From Stylish Gadget to Open AR Platform
Ray-Ban Display glasses began as a sleek way to capture photos, access Meta AI, and view messages in the lens. Until now, those experiences were tightly controlled, limited to apps from Meta and a small group of partners. Meta is now opening the display to third-party smart eyewear developers, effectively transforming the glasses into an AR developer platform rather than a closed gadget. Developers can submit new smart glasses apps and games, tapping into the built-in display for real-time visual feedback. This shift mirrors what smartphones went through when app stores unlocked their full potential. For Ray-Ban Display users, it means the hardware they already own is on the verge of becoming far more capable. For Meta, it positions the glasses as a serious contender in the emerging smart eyewear market, where software ecosystems will likely define long-term winners.

Two Paths for Building Smart Glasses Apps
Meta’s new tools give developers two main routes to build for Ray-Ban Display glasses. The first is the Meta Wearables Device Access Toolkit, a native SDK for iOS and Android that lets existing mobile apps extend interfaces to the glasses. Using Swift or Kotlin, developers can render text, images, lists, buttons, and even video playback directly in the lens. The second route is web apps based on standard HTML, CSS, and JavaScript, ideal for lightweight, standalone experiences such as cooking guides, transit tools, or mini dashboards. These experiences can be tested in a browser and then deployed straight to the glasses. Both paths support the Neural Band controller for gesture-based input, enabling subtle hand movements to select items, scroll, or confirm actions. Together, they lower the barrier for third-party smart eyewear innovation while keeping development workflows familiar for mobile and web engineers.
New Features: Virtual Handwriting, Live Captions, and Smarter Navigation
Alongside opening the platform, Meta is rolling out features that make Ray-Ban Display glasses more practical in daily life.

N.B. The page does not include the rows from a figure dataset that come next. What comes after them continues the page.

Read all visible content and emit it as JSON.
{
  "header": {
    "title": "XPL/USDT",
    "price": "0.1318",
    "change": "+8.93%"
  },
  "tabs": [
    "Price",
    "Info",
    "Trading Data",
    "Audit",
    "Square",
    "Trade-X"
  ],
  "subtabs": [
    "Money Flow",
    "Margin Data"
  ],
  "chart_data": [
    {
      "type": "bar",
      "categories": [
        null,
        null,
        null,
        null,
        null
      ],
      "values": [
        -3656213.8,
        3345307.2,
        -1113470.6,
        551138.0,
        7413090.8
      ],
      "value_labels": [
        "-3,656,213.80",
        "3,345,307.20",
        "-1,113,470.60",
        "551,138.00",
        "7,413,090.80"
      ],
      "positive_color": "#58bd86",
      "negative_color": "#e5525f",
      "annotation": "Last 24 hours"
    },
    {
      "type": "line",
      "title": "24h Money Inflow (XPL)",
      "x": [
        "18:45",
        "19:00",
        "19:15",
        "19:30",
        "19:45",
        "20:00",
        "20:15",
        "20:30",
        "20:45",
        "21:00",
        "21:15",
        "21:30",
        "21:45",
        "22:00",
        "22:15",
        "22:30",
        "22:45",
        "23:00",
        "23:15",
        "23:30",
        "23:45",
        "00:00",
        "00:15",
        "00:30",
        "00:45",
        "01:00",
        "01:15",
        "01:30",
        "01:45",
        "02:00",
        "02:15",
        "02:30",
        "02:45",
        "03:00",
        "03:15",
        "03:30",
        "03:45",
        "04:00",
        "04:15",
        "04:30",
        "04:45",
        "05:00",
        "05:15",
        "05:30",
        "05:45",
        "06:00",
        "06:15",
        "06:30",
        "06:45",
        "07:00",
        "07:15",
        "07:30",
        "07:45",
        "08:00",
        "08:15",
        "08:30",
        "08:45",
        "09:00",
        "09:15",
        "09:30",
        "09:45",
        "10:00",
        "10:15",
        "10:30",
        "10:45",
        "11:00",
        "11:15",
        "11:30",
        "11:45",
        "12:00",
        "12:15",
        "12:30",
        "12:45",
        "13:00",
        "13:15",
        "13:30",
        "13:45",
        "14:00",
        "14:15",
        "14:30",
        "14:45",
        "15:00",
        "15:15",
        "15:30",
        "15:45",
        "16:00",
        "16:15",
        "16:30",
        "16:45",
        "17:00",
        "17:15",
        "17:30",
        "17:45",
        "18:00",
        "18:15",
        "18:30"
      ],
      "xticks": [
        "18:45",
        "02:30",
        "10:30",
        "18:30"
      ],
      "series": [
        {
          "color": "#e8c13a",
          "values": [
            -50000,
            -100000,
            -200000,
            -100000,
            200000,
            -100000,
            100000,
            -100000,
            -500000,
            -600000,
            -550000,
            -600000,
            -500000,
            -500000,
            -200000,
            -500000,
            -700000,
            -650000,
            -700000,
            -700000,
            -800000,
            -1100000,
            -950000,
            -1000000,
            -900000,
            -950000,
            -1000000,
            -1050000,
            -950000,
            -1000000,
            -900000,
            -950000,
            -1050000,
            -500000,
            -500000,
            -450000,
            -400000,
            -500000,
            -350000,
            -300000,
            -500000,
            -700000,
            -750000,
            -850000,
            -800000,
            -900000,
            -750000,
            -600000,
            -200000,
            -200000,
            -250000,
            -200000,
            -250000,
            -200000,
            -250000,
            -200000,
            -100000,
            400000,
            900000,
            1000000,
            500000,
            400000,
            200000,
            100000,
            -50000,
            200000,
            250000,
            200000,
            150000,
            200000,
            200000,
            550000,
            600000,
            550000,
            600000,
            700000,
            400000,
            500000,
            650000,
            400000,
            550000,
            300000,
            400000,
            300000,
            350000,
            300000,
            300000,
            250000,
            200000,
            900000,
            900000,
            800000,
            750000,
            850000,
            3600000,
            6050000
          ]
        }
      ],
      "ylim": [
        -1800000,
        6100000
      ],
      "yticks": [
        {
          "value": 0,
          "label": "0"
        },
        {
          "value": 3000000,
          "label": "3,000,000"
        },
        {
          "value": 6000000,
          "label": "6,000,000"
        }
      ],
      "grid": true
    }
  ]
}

A headline addition is virtual handwriting, powered by the Neural Band. Users can ‘write’ messages in the air with hand gestures, and the feature now works across WhatsApp, Messenger, Instagram, and native messaging on Android and iOS. Live captions are arriving for voice messages in WhatsApp, Facebook Messenger, and Instagram DMs, making audio easier to follow when you can’t listen out loud. Navigation has been expanded too, with walking directions now available across the US and key international cities such as London, Paris, and Rome, displayed directly in the lens. A new display recording mode combines the on-screen overlay, real-world view, and ambient audio into a single video, giving developers and users a powerful way to capture and share mixed-reality experiences.

Why Openness Could Make Smart Glasses Genuinely Useful
Opening Ray-Ban Display glasses to third-party developers is less about novelty apps and more about discovering genuinely useful AR workflows. With display-enabled apps, users could see live sports scores, real-time stock tickers, shopping lists, or transit updates without pulling out a phone. Micro-utilities might surface meeting agendas, language translation cues, or step-by-step repair instructions in the corner of your vision. Gesture controls via the Neural Band mean these experiences can stay hands-free, which is crucial when you’re cooking, commuting, or working on-site. As more developers experiment with overlays, real-time data, and sensor-aware interfaces, smart glasses apps can move beyond “cute demos” to become tools people rely on daily. This ecosystem approach positions Ray-Ban Display as a competitive platform in the broader smart eyewear market, where hardware design matters—but the richness of the software and services layered on top may matter even more.